Beperkter water geven
De watergift is al aardig teruggebracht richting herfst. “We doen rustig aan, met beurten tussen 9.30 uur en 16.30 uur. ’s Nachts geven we helemaal niets.” De EC zit op 2,8 mS/cm.
Luchtig telen
Bij de temperatuurinstellingen wordt 20 graden Celsius met zonop aangehouden. Op de dag loopt dit op naar 21 graden. De nacht staat ingesteld op 18 graden. Er wordt op 23 of 24 graden Celsius geventileerd. “We willen het lekker luchtig houden in de kas.

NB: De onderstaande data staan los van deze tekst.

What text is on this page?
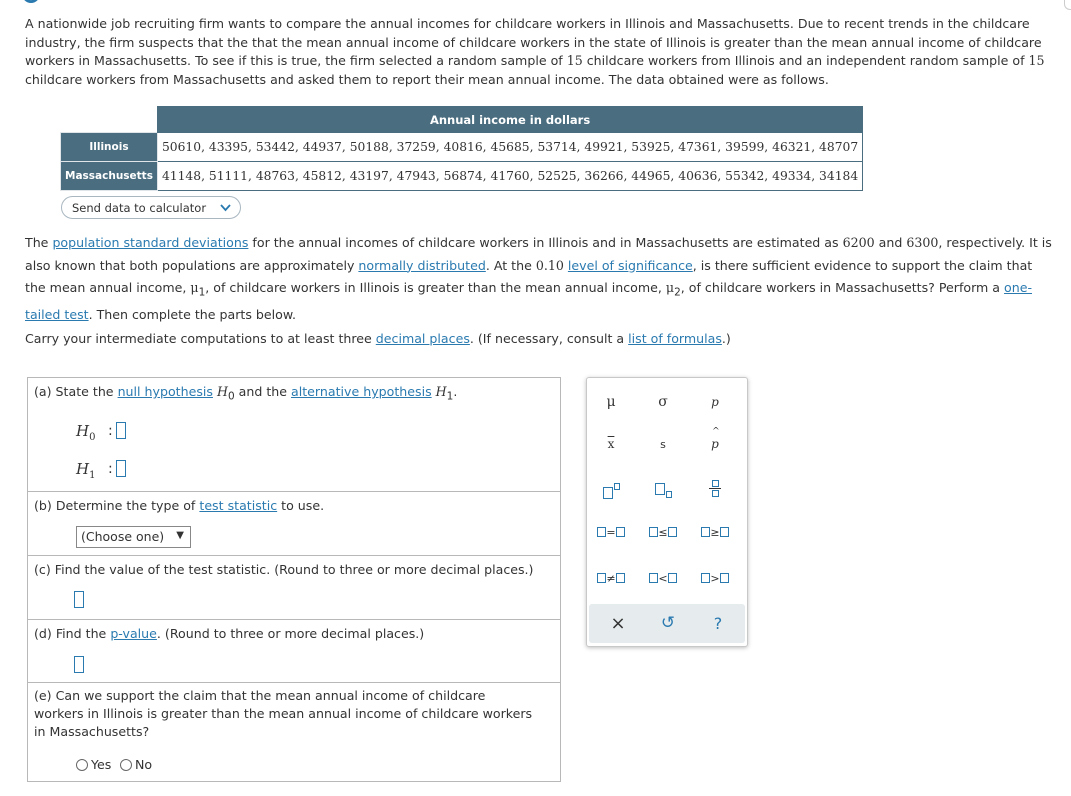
A nationwide job recruiting firm wants to compare the annual incomes for childcare workers in Illinois and Massachusetts. Due to recent trends in the childcare industry, the firm suspects that the that the mean annual income of childcare workers in the state of Illinois is greater than the mean annual income of childcare workers in Massachusetts. To see if this is true, the firm selected a random sample of 15 childcare workers from Illinois and an independent random sample of 15 childcare workers from Massachusetts and asked them to report their mean annual income. The data obtained were as follows.

	Annual income in dollars
Illinois	50610, 43395, 53442, 44937, 50188, 37259, 40816, 45685, 53714, 49921, 53925, 47361, 39599, 46321, 48707
Massachusetts	41148, 51111, 48763, 45812, 43197, 47943, 56874, 41760, 52525, 36266, 44965, 40636, 55342, 49334, 34184
Send data to calculator

The population standard deviations for the annual incomes of childcare workers in Illinois and in Massachusetts are estimated as 6200 and 6300, respectively. It is also known that both populations are approximately normally distributed. At the 0.10 level of significance, is there sufficient evidence to support the claim that the mean annual income, $\mu_1$, of childcare workers in Illinois is greater than the mean annual income, $\mu_2$, of childcare workers in Massachusetts? Perform a one-tailed test. Then complete the parts below.

Carry your intermediate computations to at least three decimal places. (If necessary, consult a list of formulas.)

(a) State the null hypothesis $H_0$ and the alternative hypothesis $H_1$.

$H_0$ :
$H_1$ :

(b) Determine the type of test statistic to use.

(Choose one) ▼

(c) Find the value of the test statistic. (Round to three or more decimal places.)

(d) Find the p-value. (Round to three or more decimal places.)

(e) Can we support the claim that the mean annual income of childcare workers in Illinois is greater than the mean annual income of childcare workers in Massachusetts?

Yes No
μ	σ	p
$\overline{x}$	s	p
^
=	≤	≥
≠	<	>
×	↺	?
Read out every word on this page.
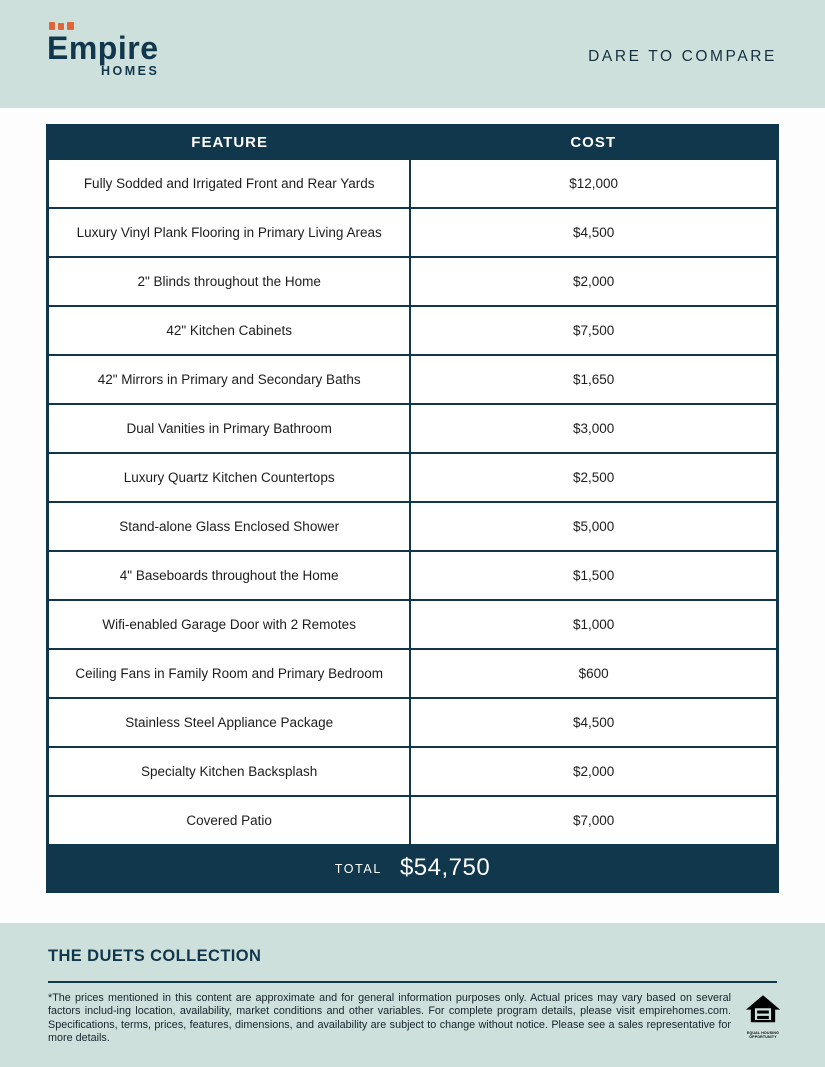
Empire
HOMES
DARE TO COMPARE
FEATURE	COST
Fully Sodded and Irrigated Front and Rear Yards	$12,000
Luxury Vinyl Plank Flooring in Primary Living Areas	$4,500
2" Blinds throughout the Home	$2,000
42" Kitchen Cabinets	$7,500
42" Mirrors in Primary and Secondary Baths	$1,650
Dual Vanities in Primary Bathroom	$3,000
Luxury Quartz Kitchen Countertops	$2,500
Stand-alone Glass Enclosed Shower	$5,000
4" Baseboards throughout the Home	$1,500
Wifi-enabled Garage Door with 2 Remotes	$1,000
Ceiling Fans in Family Room and Primary Bedroom	$600
Stainless Steel Appliance Package	$4,500
Specialty Kitchen Backsplash	$2,000
Covered Patio	$7,000

TOTAL $54,750	
THE DUETS COLLECTION

*The prices mentioned in this content are approximate and for general information purposes only. Actual prices may vary based on several factors includ-ing location, availability, market conditions and other variables. For complete program details, please visit empirehomes.com. Specifications, terms, prices, features, dimensions, and availability are subject to change without notice. Please see a sales representative for more details.	EQUAL HOUSING
OPPORTUNITY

Als je de luchtramen pas bij 24 of 25 graden open laat gaan, dan zit je direct hoog in het vocht, en wordt het een kleffe boel.”

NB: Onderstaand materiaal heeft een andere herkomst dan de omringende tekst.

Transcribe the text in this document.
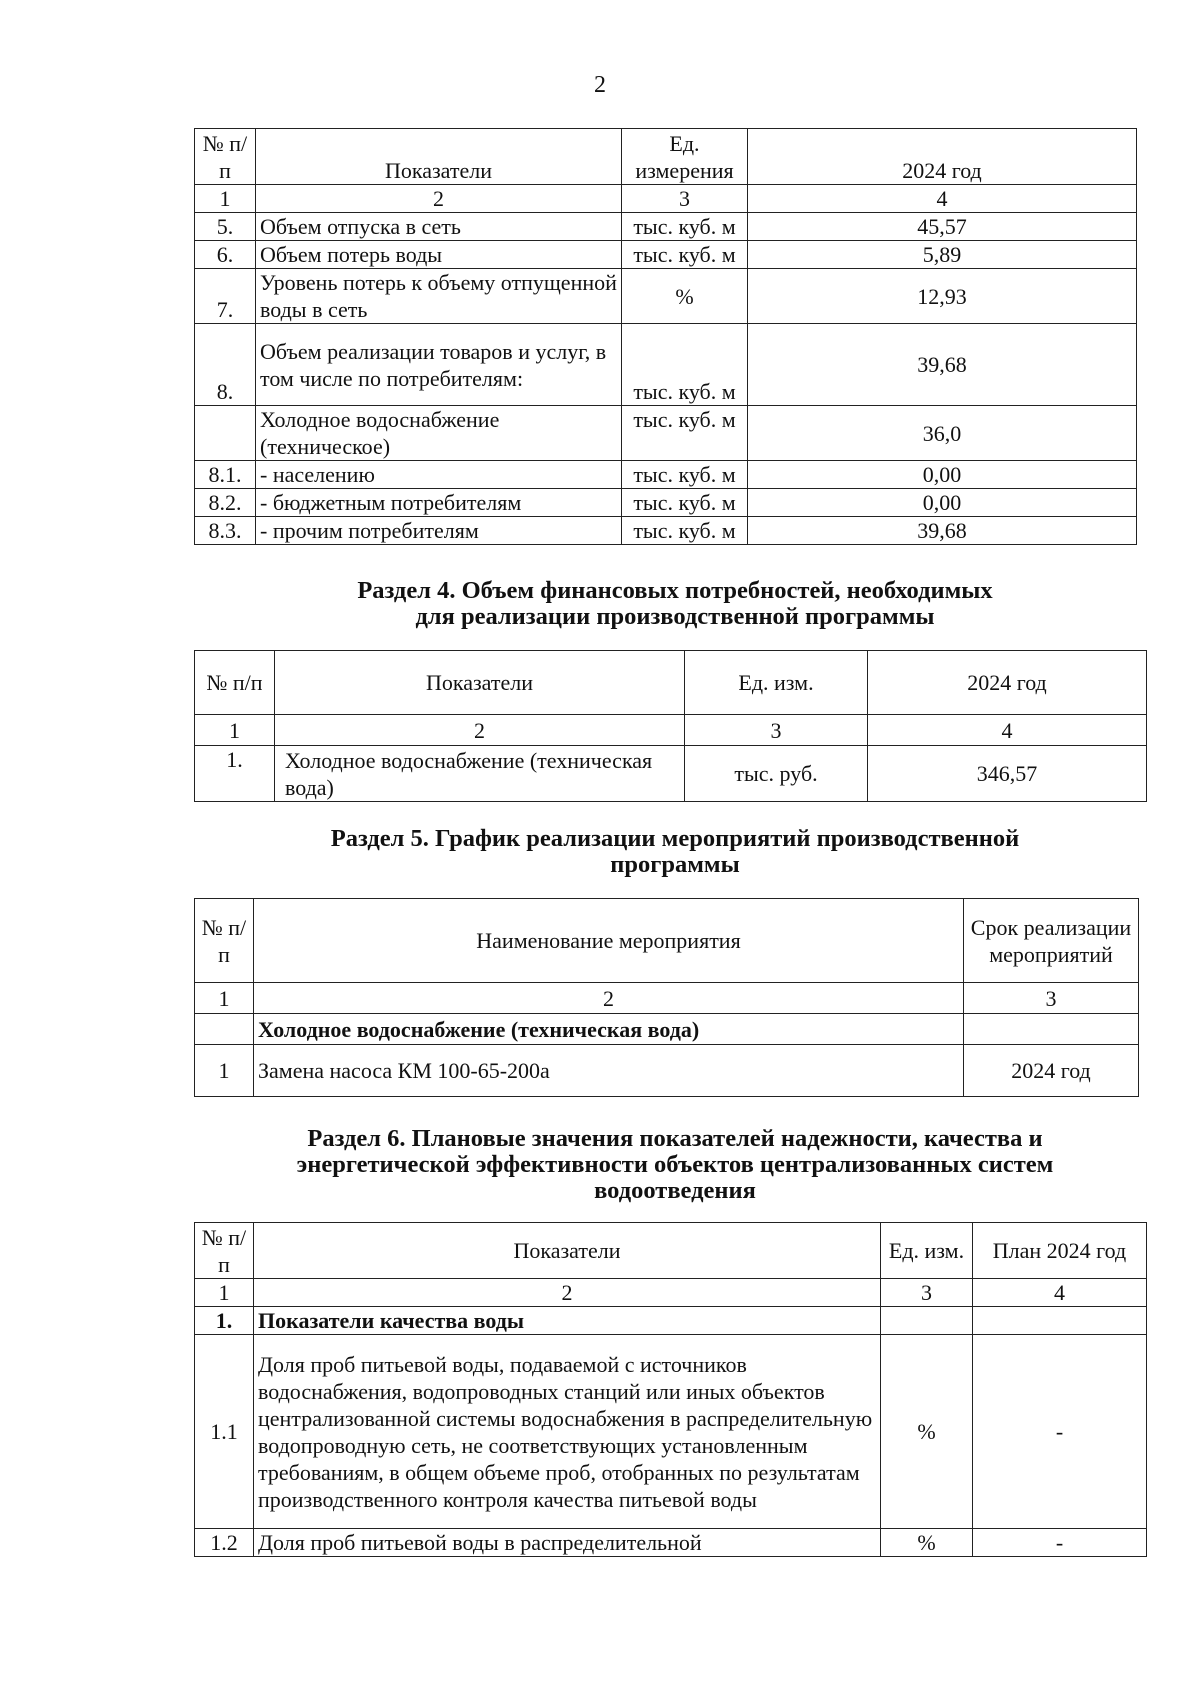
2
№ п/п	Показатели	Ед. измерения	2024 год
1	2	3	4
5.	Объем отпуска в сеть	тыс. куб. м	45,57
6.	Объем потерь воды	тыс. куб. м	5,89
7.	Уровень потерь к объему отпущенной воды в сеть	%	12,93
8.	Объем реализации товаров и услуг, в том числе по потребителям:	тыс. куб. м	39,68
	Холодное водоснабжение (техническое)	тыс. куб. м	36,0
8.1.	- населению	тыс. куб. м	0,00
8.2.	- бюджетным потребителям	тыс. куб. м	0,00
8.3.	- прочим потребителям	тыс. куб. м	39,68
Раздел 4. Объем финансовых потребностей, необходимых
для реализации производственной программы
№ п/п	Показатели	Ед. изм.	2024 год
1	2	3	4
1.	Холодное водоснабжение (техническая вода)	тыс. руб.	346,57
Раздел 5. График реализации мероприятий производственной
программы
№ п/п	Наименование мероприятия	Срок реализации мероприятий
1	2	3
	Холодное водоснабжение (техническая вода)	
1	Замена насоса КМ 100-65-200а	2024 год
Раздел 6. Плановые значения показателей надежности, качества и
энергетической эффективности объектов централизованных систем
водоотведения
№ п/п	Показатели	Ед. изм.	План 2024 год
1	2	3	4
1.	Показатели качества воды		
1.1	Доля проб питьевой воды, подаваемой с источников водоснабжения, водопроводных станций или иных объектов централизованной системы водоснабжения в распределительную водопроводную сеть, не соответствующих установленным требованиям, в общем объеме проб, отобранных по результатам производственного контроля качества питьевой воды	%	-
1.2	Доля проб питьевой воды в распределительной	%	-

Wat dat betreft zou het ’s nachts buiten best wat kouder mogen worden van Stouten. “Voor september zijn de nachttemperaturen nog best hoog.” Met iets koelere omstandigheden loopt de luchtvochtigheid minder snel op, en neemt de gevoeligheid voor schimmels af. “Als de nachten eenmaal richting 10 graden gaan, dan zijn de natuurlijke omstandigheden niet meer zo gunstig voor bijvoorbeeld Botrytis.”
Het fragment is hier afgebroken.